Aufgabe der Ausbildungsstätten wäre es, durch eine Verschränkung von Theorie und Praxiswissen Translator:innen auf ein „reflektiertes“ translatorisches Handeln vorzubereiten und für in diesem Feld tätige Dolmetscher:innen das nötige Kulturkapital im Sinne von Zertifizierung und Graden/Titeln bereitzustellen. Aufgabe der Translationswissenschaft wäre das analytische Aufzeigen von Interessenskonstellationen und Entwicklungspotenzialen, das Translator:innen damit die argumentative Basis für die Aushandlung der aus ihrer Sicht erforderlichen Geltungsprozesse und damit eine Optimierung des Systems erlaubt (ibid. 107; 2017:33). Dieses Zusammenspiel von Forschung und Lehre ergänzt Prunč später (2017:35) noch um die Kategorien „Öffentlichkeitsarbeit“ und „Solidarität“. Durch gezielte Öffentlichkeitsarbeit kann erst symbolisches Kapitel für die Dolmetschenden generiert werden. Die Kategorie Solidarität kann als Voraussetzung für das Zusammenspiel dieser Faktoren betrachtet werden. Im Zentrum sieht Prunč (2017:35) hier den Abbau von Standesdünkeln vonseiten professioneller Dolmetscher:innen gegenüber den oft als minderwertig betrachteten Laien, der nötig erscheint, damit alle in dem Feld tätigen Akteur:innen mit Hinblick auf eine Optimierung der Handlungsbedingungen an einem Strang ziehen, da sich „Fehlleistungen negativ auf das Image de(s) gesamten Berufsstandes auswirken“ (2017:35) (s. dazu weiter unten auch das Konstrukt der „berufsständischen Solidarität“).

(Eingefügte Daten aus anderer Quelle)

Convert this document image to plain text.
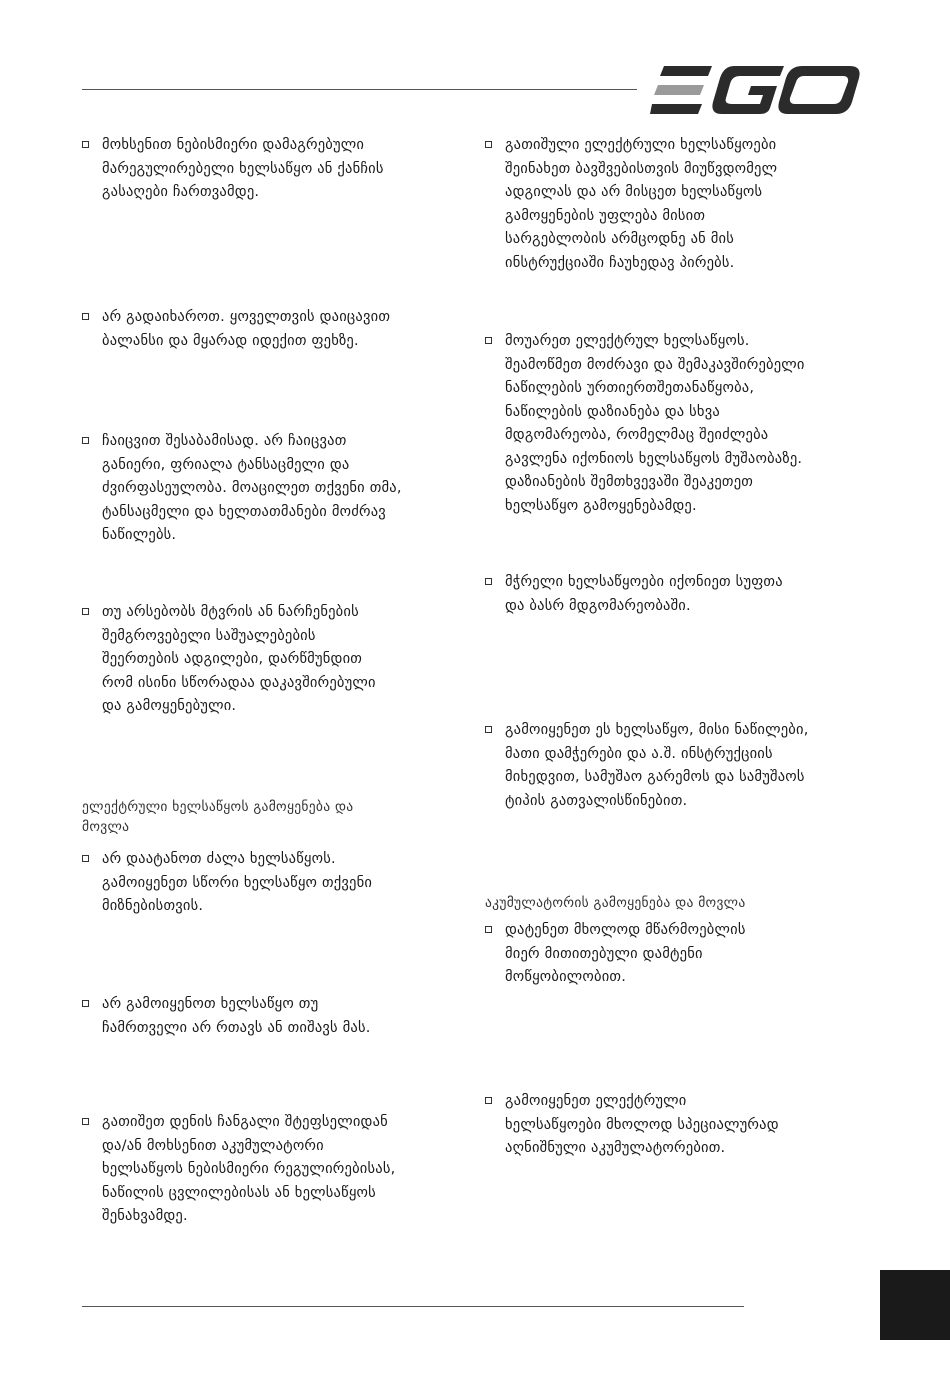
მოხსენით ნებისმიერი დამაგრებული
მარეგულირებელი ხელსაწყო ან ქანჩის
გასაღები ჩართვამდე.
არ გადაიხაროთ. ყოველთვის დაიცავით
ბალანსი და მყარად იდექით ფეხზე.
ჩაიცვით შესაბამისად. არ ჩაიცვათ
განიერი, ფრიალა ტანსაცმელი და
ძვირფასეულობა. მოაცილეთ თქვენი თმა,
ტანსაცმელი და ხელთათმანები მოძრავ
ნაწილებს.
თუ არსებობს მტვრის ან ნარჩენების
შემგროვებელი საშუალებების
შეერთების ადგილები, დარწმუნდით
რომ ისინი სწორადაა დაკავშირებული
და გამოყენებული.
ელექტრული ხელსაწყოს გამოყენება და
მოვლა
არ დაატანოთ ძალა ხელსაწყოს.
გამოიყენეთ სწორი ხელსაწყო თქვენი
მიზნებისთვის.
არ გამოიყენოთ ხელსაწყო თუ
ჩამრთველი არ რთავს ან თიშავს მას.
გათიშეთ დენის ჩანგალი შტეფსელიდან
და/ან მოხსენით აკუმულატორი
ხელსაწყოს ნებისმიერი რეგულირებისას,
ნაწილის ცვლილებისას ან ხელსაწყოს
შენახვამდე.
გათიშული ელექტრული ხელსაწყოები
შეინახეთ ბავშვებისთვის მიუწვდომელ
ადგილას და არ მისცეთ ხელსაწყოს
გამოყენების უფლება მისით
სარგებლობის არმცოდნე ან მის
ინსტრუქციაში ჩაუხედავ პირებს.
მოუარეთ ელექტრულ ხელსაწყოს.
შეამოწმეთ მოძრავი და შემაკავშირებელი
ნაწილების ურთიერთშეთანაწყობა,
ნაწილების დაზიანება და სხვა
მდგომარეობა, რომელმაც შეიძლება
გავლენა იქონიოს ხელსაწყოს მუშაობაზე.
დაზიანების შემთხვევაში შეაკეთეთ
ხელსაწყო გამოყენებამდე.
მჭრელი ხელსაწყოები იქონიეთ სუფთა
და ბასრ მდგომარეობაში.
გამოიყენეთ ეს ხელსაწყო, მისი ნაწილები,
მათი დამჭერები და ა.შ. ინსტრუქციის
მიხედვით, სამუშაო გარემოს და სამუშაოს
ტიპის გათვალისწინებით.
აკუმულატორის გამოყენება და მოვლა
დატენეთ მხოლოდ მწარმოებლის
მიერ მითითებული დამტენი
მოწყობილობით.
გამოიყენეთ ელექტრული
ხელსაწყოები მხოლოდ სპეციალურად
აღნიშნული აკუმულატორებით.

Als „Konstruktionsprinzipien“ (Prunč 2017:33) für eine konkrete Mitgestaltung der Translationskultur durch die Translator:innen definiert Prunč die folgenden:

 Kooperativität als kooperative Arbeitsteilung ist „ökologisch“ und „ressourcensparend“, wenn sie auf einem klar vereinbarten Handlungsrahmen basiert (2017:33).

 Loyalität umfasst die „Fähigkeit und Bereitschaft, die Interessen der Handlungspartner zur Kenntnis zu nehmen, zu reflektieren und angemessen darauf zu reagieren“ (ibid.) und impliziert eine vierfache reziproke Loyalität der Translator:innen gegenüber den 1) Autor:innen der zu übertragenden Redebeiträge, 2) den Initiator:innen der Interaktion, 3) den Adressat:innen und 4) gegenüber sich selbst in Hinblick auf persönliche ethische Werte und berufsethische Prinzipien (2017:34).

 Transparenz bedingt die Offenlegung von Handlungsrollen und die Verpflichtung, Abweichungen von bestehenden translatorischen Handlungsnormen transparent zu machen und wirkt damit vertrauensbildend.

 Ökologizität soll einen „sparsamen Umgang mit Ressourcen“ sichern (2017:34), indem translatorische Entscheidungen abhängig von den Zielvorgaben und der Translatfunktion, aber auch von Kriterien wie der „Nachhaltigkeit“, d.h. der längerfristigen Auswirkung des translatorischen Handelns, getroffen werden.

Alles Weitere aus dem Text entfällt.